Faktor psikososial berbicara mengenai perasaan, pikiran, tindakan atau perilaku, dan hubungan antar pribadi. Individu akan mengalami perasaan yang negatif akibat trauma, misalnya rasa cemas berlebihan, takut, marah, depresi, dendam, frustrasi, sedih, putus asa dan rasa curiga yang berlebihan. Terkait dengan pemikirannya, individu akan lebih memikirkan hal-hal buruk tentang peristiwa-peristiwa traumanya, berpikir negatif tentang kehidupan, tidak mampu berkonsentrasi dan kehilangan ketertarikannya pada kegiatan sehari-hari. Perilaku korban juga akan berubah menjadi lebih agresif, overprotektif, pemarah, pemalu, kurang bersemangat, gelisah, destruktif, dan mencari perhatian. Kondisi fisik seseorang yang mengalami trauma akan menjadi kurang fit karena tidak napsu makan dan sulit tidur, sakit kepala, mual, detak jantung dan tekanan darah meningkat. Orang juga akan sulit untuk membangun hubungan sosial yang baik karena mereka sulit percaya pada orang lain, mudah tersinggung, mudah marah, agresif dan bahkan menolak untuk bersosialisasi.
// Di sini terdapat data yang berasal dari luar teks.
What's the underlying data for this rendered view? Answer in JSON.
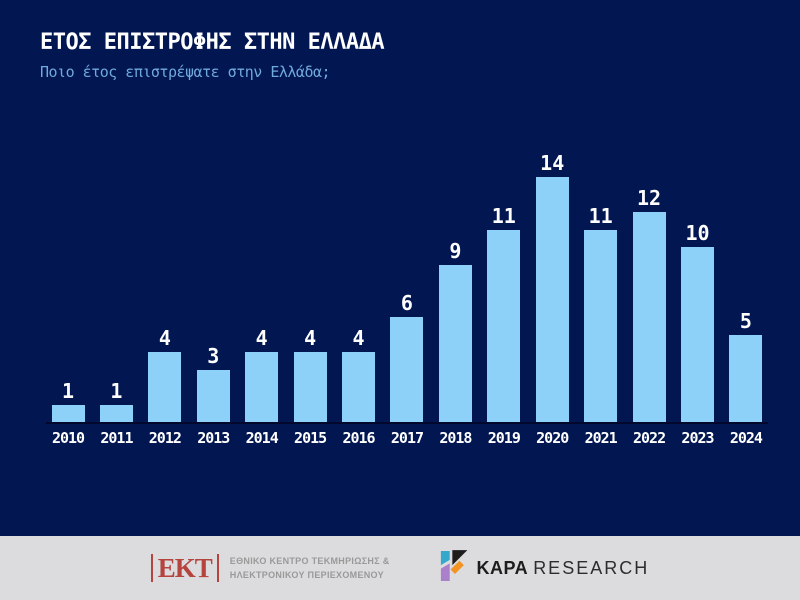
{
  "header": {
    "title": "ΕΤΟΣ ΕΠΙΣΤΡΟΦΗΣ ΣΤΗΝ ΕΛΛΑΔΑ",
    "subtitle": "Ποιο έτος επιστρέψατε στην Ελλάδα;"
  },
  "chart_data": {
    "type": "bar",
    "title": "ΕΤΟΣ ΕΠΙΣΤΡΟΦΗΣ ΣΤΗΝ ΕΛΛΑΔΑ",
    "subtitle": "Ποιο έτος επιστρέψατε στην Ελλάδα;",
    "categories": [
      "2010",
      "2011",
      "2012",
      "2013",
      "2014",
      "2015",
      "2016",
      "2017",
      "2018",
      "2019",
      "2020",
      "2021",
      "2022",
      "2023",
      "2024"
    ],
    "values": [
      1,
      1,
      4,
      3,
      4,
      4,
      4,
      6,
      9,
      11,
      14,
      11,
      12,
      10,
      5
    ],
    "xlabel": "",
    "ylabel": "",
    "ylim": [
      0,
      15
    ],
    "grid": false,
    "legend": false,
    "value_labels": "above-bars",
    "bar_color": "#8ed1f8",
    "value_label_color": "#ffffff",
    "tick_label_color": "#ffffff"
  },
  "colors": {
    "background": "#021652",
    "bar": "#8ed1f8",
    "title": "#ffffff",
    "subtitle": "#70a9dc",
    "axis_line": "#01082b",
    "footer_background": "#dcdcde",
    "ekt_red": "#b5433e",
    "ekt_gray": "#999999",
    "kapa_teal": "#35a8cb",
    "kapa_orange": "#f39322",
    "kapa_purple": "#ab80ca",
    "kapa_black": "#1d1d1b"
  },
  "footer": {
    "ekt": {
      "acronym": "ΕΚΤ",
      "name_line1": "ΕΘΝΙΚΟ ΚΕΝΤΡΟ ΤΕΚΜΗΡΙΩΣΗΣ &",
      "name_line2": "ΗΛΕΚΤΡΟΝΙΚΟΥ ΠΕΡΙΕΧΟΜΕΝΟΥ"
    },
    "kapa": {
      "name_bold": "KAPA",
      "name_regular": "RESEARCH"
    }
  }
}
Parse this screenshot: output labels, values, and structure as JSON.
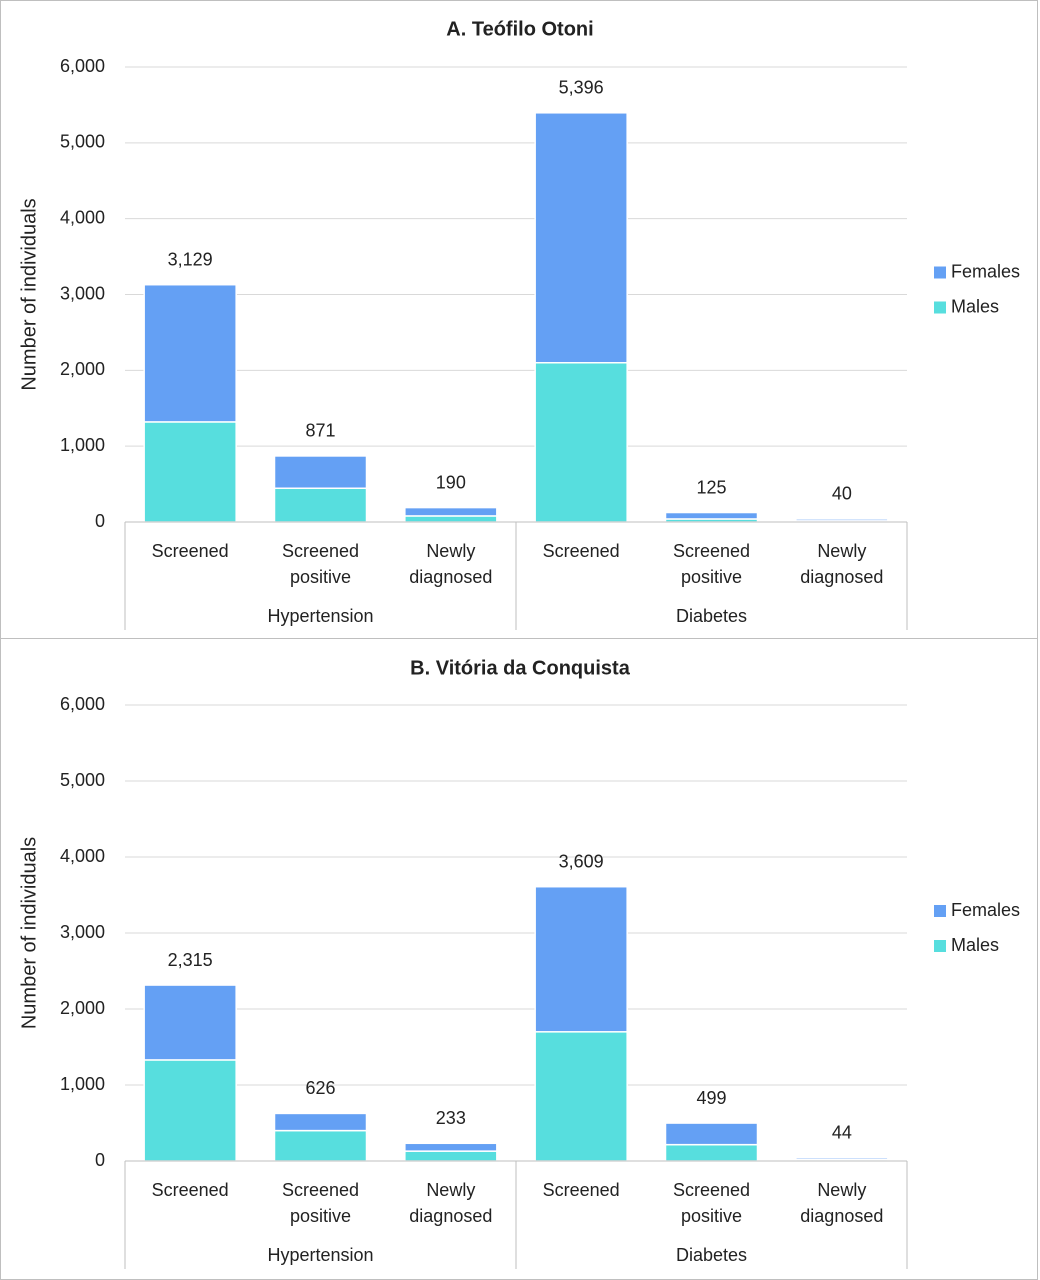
{
  "chart_data": [
    {
      "type": "bar",
      "stacked": true,
      "title": "A. Teófilo Otoni",
      "y_label": "Number of individuals",
      "groups": [
        "Hypertension",
        "Diabetes"
      ],
      "categories": [
        "Screened",
        "Screened positive",
        "Newly diagnosed",
        "Screened",
        "Screened positive",
        "Newly diagnosed"
      ],
      "series": [
        {
          "name": "Males",
          "color": "#57dede",
          "values": [
            1320,
            445,
            80,
            2100,
            40,
            15
          ]
        },
        {
          "name": "Females",
          "color": "#64a0f4",
          "values": [
            1809,
            426,
            110,
            3296,
            85,
            25
          ]
        }
      ],
      "totals": [
        3129,
        871,
        190,
        5396,
        125,
        40
      ],
      "value_labels": [
        "3,129",
        "871",
        "190",
        "5,396",
        "125",
        "40"
      ],
      "ylim": [
        0,
        6000
      ],
      "yticks": [
        0,
        {
          "value": 1000,
          "label": "1,000"
        },
        {
          "value": 2000,
          "label": "2,000"
        },
        {
          "value": 3000,
          "label": "3,000"
        },
        {
          "value": 4000,
          "label": "4,000"
        },
        {
          "value": 5000,
          "label": "5,000"
        },
        {
          "value": 6000,
          "label": "6,000"
        }
      ],
      "grid": true,
      "legend": "right"
    },
    {
      "type": "bar",
      "stacked": true,
      "title": "B. Vitória da Conquista",
      "y_label": "Number of individuals",
      "groups": [
        "Hypertension",
        "Diabetes"
      ],
      "categories": [
        "Screened",
        "Screened positive",
        "Newly diagnosed",
        "Screened",
        "Screened positive",
        "Newly diagnosed"
      ],
      "series": [
        {
          "name": "Males",
          "color": "#57dede",
          "values": [
            1330,
            400,
            130,
            1700,
            215,
            20
          ]
        },
        {
          "name": "Females",
          "color": "#64a0f4",
          "values": [
            985,
            226,
            103,
            1909,
            284,
            24
          ]
        }
      ],
      "totals": [
        2315,
        626,
        233,
        3609,
        499,
        44
      ],
      "value_labels": [
        "2,315",
        "626",
        "233",
        "3,609",
        "499",
        "44"
      ],
      "ylim": [
        0,
        6000
      ],
      "yticks": [
        0,
        {
          "value": 1000,
          "label": "1,000"
        },
        {
          "value": 2000,
          "label": "2,000"
        },
        {
          "value": 3000,
          "label": "3,000"
        },
        {
          "value": 4000,
          "label": "4,000"
        },
        {
          "value": 5000,
          "label": "5,000"
        },
        {
          "value": 6000,
          "label": "6,000"
        }
      ],
      "grid": true,
      "legend": "right"
    }
  ]
}
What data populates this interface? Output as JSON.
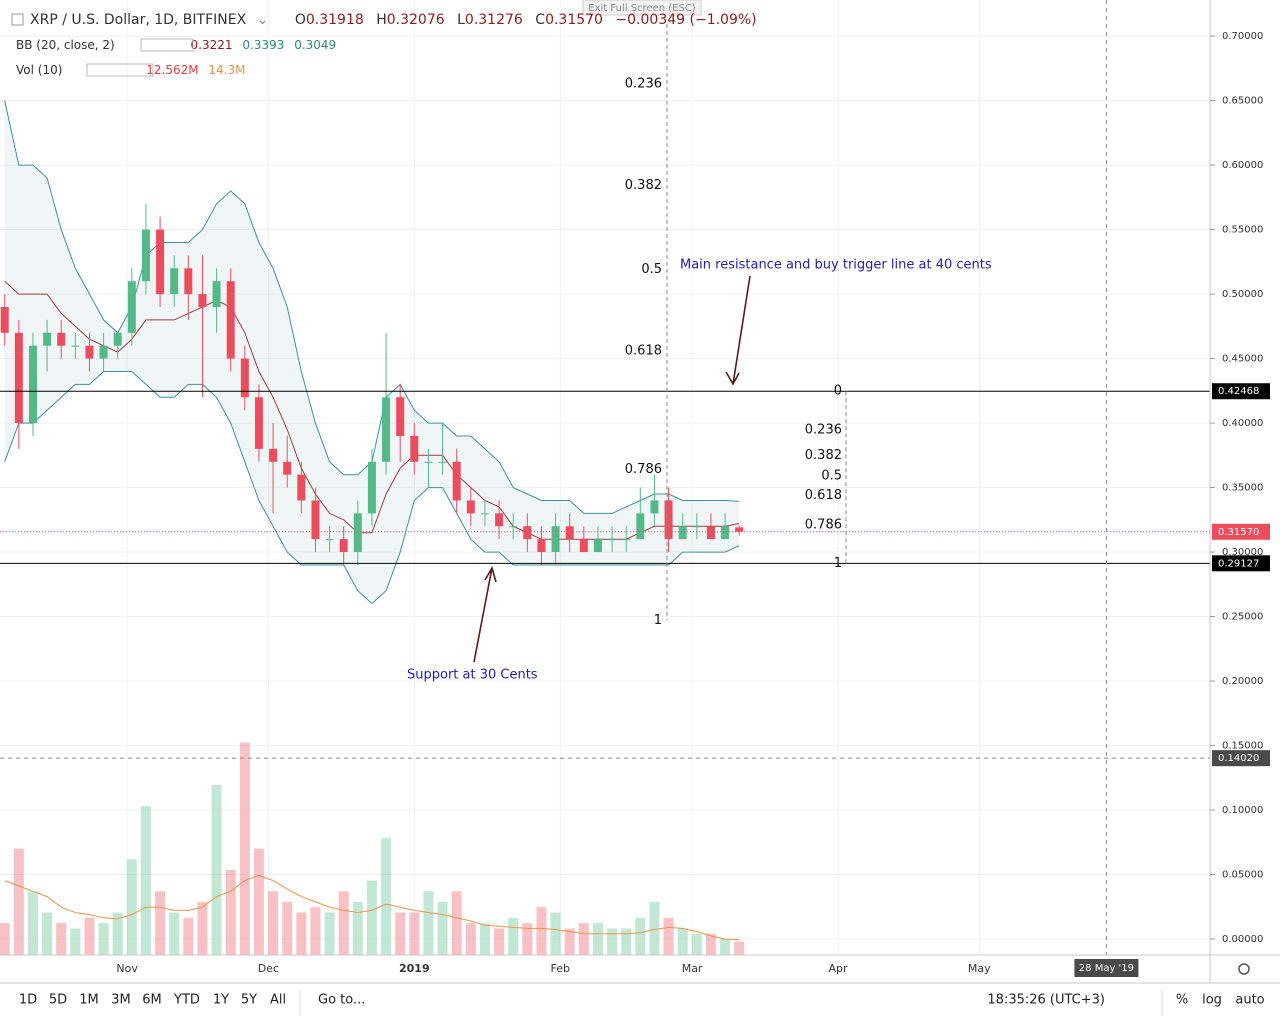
{
  "chart_data": {
    "type": "candlestick",
    "x": [
      0,
      3,
      6,
      9,
      12,
      15,
      18,
      21,
      24,
      27,
      30,
      33,
      36,
      39,
      42,
      45,
      48,
      51,
      54,
      57,
      60,
      63,
      66,
      69,
      72,
      75,
      78,
      81,
      84,
      87,
      90,
      93,
      96,
      99,
      102,
      105,
      108,
      111,
      114,
      117,
      120,
      123,
      126,
      129,
      132,
      135,
      138,
      141,
      144,
      147,
      150,
      153,
      156
    ],
    "open": [
      0.49,
      0.47,
      0.4,
      0.46,
      0.47,
      0.46,
      0.46,
      0.45,
      0.46,
      0.47,
      0.51,
      0.55,
      0.5,
      0.52,
      0.5,
      0.49,
      0.51,
      0.45,
      0.42,
      0.38,
      0.37,
      0.36,
      0.34,
      0.31,
      0.31,
      0.3,
      0.33,
      0.37,
      0.42,
      0.39,
      0.37,
      0.37,
      0.37,
      0.34,
      0.33,
      0.33,
      0.32,
      0.32,
      0.31,
      0.3,
      0.32,
      0.31,
      0.3,
      0.31,
      0.31,
      0.31,
      0.33,
      0.34,
      0.31,
      0.32,
      0.32,
      0.31,
      0.31918
    ],
    "high": [
      0.5,
      0.48,
      0.47,
      0.48,
      0.48,
      0.47,
      0.47,
      0.47,
      0.47,
      0.52,
      0.57,
      0.56,
      0.53,
      0.53,
      0.53,
      0.52,
      0.52,
      0.46,
      0.43,
      0.4,
      0.39,
      0.37,
      0.35,
      0.32,
      0.32,
      0.34,
      0.38,
      0.47,
      0.43,
      0.4,
      0.38,
      0.4,
      0.38,
      0.35,
      0.34,
      0.34,
      0.33,
      0.33,
      0.32,
      0.33,
      0.33,
      0.32,
      0.32,
      0.32,
      0.32,
      0.35,
      0.36,
      0.35,
      0.33,
      0.33,
      0.33,
      0.33,
      0.32076
    ],
    "low": [
      0.46,
      0.38,
      0.39,
      0.44,
      0.45,
      0.45,
      0.44,
      0.44,
      0.45,
      0.46,
      0.5,
      0.49,
      0.49,
      0.48,
      0.42,
      0.47,
      0.44,
      0.41,
      0.37,
      0.33,
      0.35,
      0.33,
      0.3,
      0.3,
      0.29,
      0.29,
      0.32,
      0.36,
      0.37,
      0.36,
      0.35,
      0.36,
      0.33,
      0.32,
      0.32,
      0.31,
      0.31,
      0.3,
      0.29,
      0.29,
      0.3,
      0.3,
      0.3,
      0.3,
      0.3,
      0.31,
      0.32,
      0.3,
      0.31,
      0.31,
      0.31,
      0.31,
      0.31276
    ],
    "close": [
      0.47,
      0.4,
      0.46,
      0.47,
      0.46,
      0.46,
      0.45,
      0.46,
      0.47,
      0.51,
      0.55,
      0.5,
      0.52,
      0.5,
      0.49,
      0.51,
      0.45,
      0.42,
      0.38,
      0.37,
      0.36,
      0.34,
      0.31,
      0.31,
      0.3,
      0.33,
      0.37,
      0.42,
      0.39,
      0.37,
      0.37,
      0.37,
      0.34,
      0.33,
      0.33,
      0.32,
      0.32,
      0.31,
      0.3,
      0.32,
      0.31,
      0.3,
      0.31,
      0.31,
      0.31,
      0.33,
      0.34,
      0.31,
      0.32,
      0.32,
      0.31,
      0.32,
      0.3157
    ],
    "bb_upper": [
      0.65,
      0.6,
      0.6,
      0.59,
      0.55,
      0.52,
      0.5,
      0.48,
      0.47,
      0.49,
      0.53,
      0.54,
      0.54,
      0.54,
      0.55,
      0.57,
      0.58,
      0.57,
      0.54,
      0.52,
      0.49,
      0.44,
      0.4,
      0.37,
      0.36,
      0.36,
      0.37,
      0.42,
      0.43,
      0.41,
      0.4,
      0.4,
      0.39,
      0.39,
      0.38,
      0.37,
      0.35,
      0.345,
      0.34,
      0.34,
      0.34,
      0.33,
      0.33,
      0.33,
      0.335,
      0.34,
      0.345,
      0.345,
      0.34,
      0.34,
      0.34,
      0.34,
      0.3393
    ],
    "bb_basis": [
      0.51,
      0.5,
      0.5,
      0.5,
      0.485,
      0.475,
      0.465,
      0.46,
      0.455,
      0.465,
      0.48,
      0.48,
      0.48,
      0.485,
      0.49,
      0.495,
      0.49,
      0.47,
      0.44,
      0.42,
      0.395,
      0.365,
      0.345,
      0.33,
      0.325,
      0.315,
      0.315,
      0.345,
      0.365,
      0.375,
      0.375,
      0.375,
      0.36,
      0.35,
      0.34,
      0.335,
      0.32,
      0.315,
      0.31,
      0.31,
      0.31,
      0.31,
      0.31,
      0.31,
      0.31,
      0.315,
      0.32,
      0.32,
      0.32,
      0.32,
      0.32,
      0.32,
      0.3221
    ],
    "bb_lower": [
      0.37,
      0.4,
      0.4,
      0.41,
      0.42,
      0.43,
      0.43,
      0.44,
      0.44,
      0.44,
      0.43,
      0.42,
      0.42,
      0.43,
      0.43,
      0.42,
      0.4,
      0.37,
      0.34,
      0.32,
      0.3,
      0.29,
      0.29,
      0.29,
      0.29,
      0.27,
      0.26,
      0.27,
      0.3,
      0.34,
      0.35,
      0.35,
      0.33,
      0.31,
      0.3,
      0.3,
      0.29,
      0.29,
      0.29,
      0.29,
      0.29,
      0.29,
      0.29,
      0.29,
      0.29,
      0.29,
      0.29,
      0.29,
      0.3,
      0.3,
      0.3,
      0.3,
      0.3049
    ],
    "volume": [
      30,
      100,
      60,
      40,
      30,
      25,
      35,
      30,
      40,
      90,
      140,
      60,
      40,
      35,
      50,
      160,
      80,
      200,
      100,
      60,
      50,
      40,
      45,
      40,
      60,
      50,
      70,
      110,
      40,
      40,
      60,
      50,
      60,
      30,
      30,
      25,
      35,
      30,
      45,
      40,
      25,
      30,
      30,
      25,
      25,
      35,
      50,
      35,
      25,
      20,
      20,
      15,
      12.562
    ],
    "volume_ma": [
      70,
      65,
      60,
      55,
      45,
      40,
      38,
      35,
      34,
      38,
      45,
      45,
      42,
      42,
      45,
      55,
      60,
      70,
      75,
      70,
      62,
      55,
      50,
      45,
      42,
      40,
      42,
      48,
      45,
      42,
      40,
      38,
      35,
      32,
      28,
      27,
      26,
      25,
      25,
      24,
      22,
      20,
      20,
      20,
      20,
      21,
      24,
      26,
      25,
      22,
      18,
      15,
      14.3
    ],
    "up_color": "#53b987",
    "down_color": "#eb4d5c",
    "band_color": "#3f8ea3",
    "basis_color": "#a13b3b",
    "volume_ma_color": "#f0924a",
    "xlim": [
      -1,
      256
    ],
    "xticks": [
      {
        "value": 26,
        "label": "Nov"
      },
      {
        "value": 56,
        "label": "Dec"
      },
      {
        "value": 87,
        "label": "2019"
      },
      {
        "value": 118,
        "label": "Feb"
      },
      {
        "value": 146,
        "label": "Mar"
      },
      {
        "value": 177,
        "label": "Apr"
      },
      {
        "value": 207,
        "label": "May"
      }
    ],
    "ylim": [
      -0.0124,
      0.728
    ],
    "yticks": [
      {
        "value": 0,
        "label": "0.00000"
      },
      {
        "value": 0.05,
        "label": "0.05000"
      },
      {
        "value": 0.1,
        "label": "0.10000"
      },
      {
        "value": 0.15,
        "label": "0.15000"
      },
      {
        "value": 0.2,
        "label": "0.20000"
      },
      {
        "value": 0.25,
        "label": "0.25000"
      },
      {
        "value": 0.3,
        "label": "0.30000"
      },
      {
        "value": 0.35,
        "label": "0.35000"
      },
      {
        "value": 0.4,
        "label": "0.40000"
      },
      {
        "value": 0.45,
        "label": "0.45000"
      },
      {
        "value": 0.5,
        "label": "0.50000"
      },
      {
        "value": 0.55,
        "label": "0.55000"
      },
      {
        "value": 0.6,
        "label": "0.60000"
      },
      {
        "value": 0.65,
        "label": "0.65000"
      },
      {
        "value": 0.7,
        "label": "0.70000"
      }
    ],
    "vlim": [
      0,
      240
    ],
    "grid": true,
    "resistance": 0.42468,
    "support": 0.29127,
    "last_price": {
      "value": 0.3157,
      "label": "0.31570"
    },
    "crosshair_price": {
      "value": 0.1402,
      "label": "0.14020"
    },
    "crosshair_date": {
      "value": 234,
      "label": "28 May '19"
    },
    "fib_left": {
      "levels": [
        0.236,
        0.382,
        0.5,
        0.618,
        0.786,
        1
      ],
      "prices": [
        0.663,
        0.584,
        0.519,
        0.456,
        0.364,
        0.247
      ]
    },
    "fib_right": {
      "levels": [
        0,
        0.236,
        0.382,
        0.5,
        0.618,
        0.786,
        1
      ],
      "prices": [
        0.42468,
        0.3946,
        0.375,
        0.359,
        0.344,
        0.321,
        0.29127
      ]
    },
    "annotations": [
      "Main resistance and buy trigger line at 40 cents",
      "Support at 30 Cents"
    ]
  },
  "ui": {
    "exit_fullscreen": "Exit Full Screen (ESC)",
    "symbol": "XRP / U.S. Dollar, 1D, BITFINEX",
    "ohlc": [
      {
        "key": "O",
        "value": "0.31918"
      },
      {
        "key": "H",
        "value": "0.32076"
      },
      {
        "key": "L",
        "value": "0.31276"
      },
      {
        "key": "C",
        "value": "0.31570"
      }
    ],
    "change": "−0.00349 (−1.09%)",
    "bb_label": "BB (20, close, 2)",
    "bb_values": [
      "0.3221",
      "0.3393",
      "0.3049"
    ],
    "vol_label": "Vol (10)",
    "vol_values": [
      "12.562M",
      "14.3M"
    ],
    "ranges": [
      "1D",
      "5D",
      "1M",
      "3M",
      "6M",
      "YTD",
      "1Y",
      "5Y",
      "All"
    ],
    "goto": "Go to...",
    "clock": "18:35:26 (UTC+3)",
    "scale_buttons": [
      "%",
      "log",
      "auto"
    ]
  }
}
Kondisi-kondisi di atas dirangkum menjadi sembilan kondisi yang berasal dari pengalaman traumagenik (keadaan traumagenik), yaitu:

  • Menyalahkan diri sendiri: rasa bersalah, rasa malu; akibatnya: mengurung diri, bunuh diri
  • Ketidakberdayaan: cemas, takut, depresi, merasa tidak berguna; akibatnya: mimpi buruk, menarik diri dari lingkungan sosial, fobia, obsesif, berfantasi
  • Perasaan kehilangan atau dikhianati: merasa bersalah, marah, rasa curiga pada orang lain; akibatnya: pendiam, mengucilkan diri, menghindari hubungan personal
  • Fragmentasi pengalaman badani: kebencian terhadap diri sendiri, hilang rasa percaya diri; akibatnya: kejang-kejang histeris, perilaku agresif yang ekstrim, banyak melamun
  • Stigmatisasi: merasa bersalah, malu, low self-esteem, benci terhadap diri sendiri; akibatnya: mengurung diri, merusak diri sendiri dengan memakai narkoba
  • Erotisasi: sulit membedakan kasih sayang dan pengasuhan, asosiasi positif pada ekspoitasi seksual, asosiasi negatif pada rangsangan atau aktivitas seksual; akibatnya: perilaku seksual agresif
  • Perilaku destruktif: menyalahkan diri sendiri, hilang kendali emosi, merasa pantas menerima hukuman; akibatnya: menarik diri, perilaku destruktif pada diri sendiri
  • Gangguan kepribadian ganda: menyimpan emosi yang sangat intens, depersonalisasi; akibatnya: tidak mengakui tindakannya sendiri, suasana hati atau perilaku mengalami perubahan mendadak
  • Gangguan hubungan interpersonal: kesepian, tertekan, menjauhi orang lain; akibatnya: sangat tergantung pada orang lain atau cari perhatian, kaku, menekan perasaan sendiri, reaksi marah berlebihan, tidak mampu menanggapi perhatian orang lain

Kondisi para korban stres pasca trauma ini sering kali semakin buruk karena mengalami stres sehari-hari di tempat pengungsian. Mereka semakin putus asa karena tidak ada kepastian kapan masalahnya dapat berakhir dan kembali menjalani hidup, bagaimana ia mencari nafkah untuk keluarganya karena ia kehilangan mata pencaharian, karena peperangan mengakibatkan semua yang dimilikinya hilang, minimnya keamanan di tempat pengungsian, terjadinya konflik keluarga yang disebabkan oleh masalah ekonomi. Selain itu, tidak adanya dukungan emosional dari orang-orang terdekat juga akan memperparah stress yang dialami. Orang-orang yang pernah mengalami abuse sebelum terjadinya trauma akan menampilkan kondisi yang lebih parah karena mereka mendapat tekanan yang lebih besar. Trauma yang dialaminya akibat abuse belum terobati, namun ia harus kembali mendapatkan trauma akibat peperangan atau konflik berkekerasan. Harga yang harus dibayar sebagai akibat dari peperangan atau konflik berkekerasan ialah nyawa ratusan bahkan ribuan orang yang tidak bersalah, banyak orang yang harus mengalami ketakutan berlebihan, kehilangan keluarga, harta-benda, cacat seumur hidup bahkan kekerasan seksual baik pada wanita atau pada anak-anak.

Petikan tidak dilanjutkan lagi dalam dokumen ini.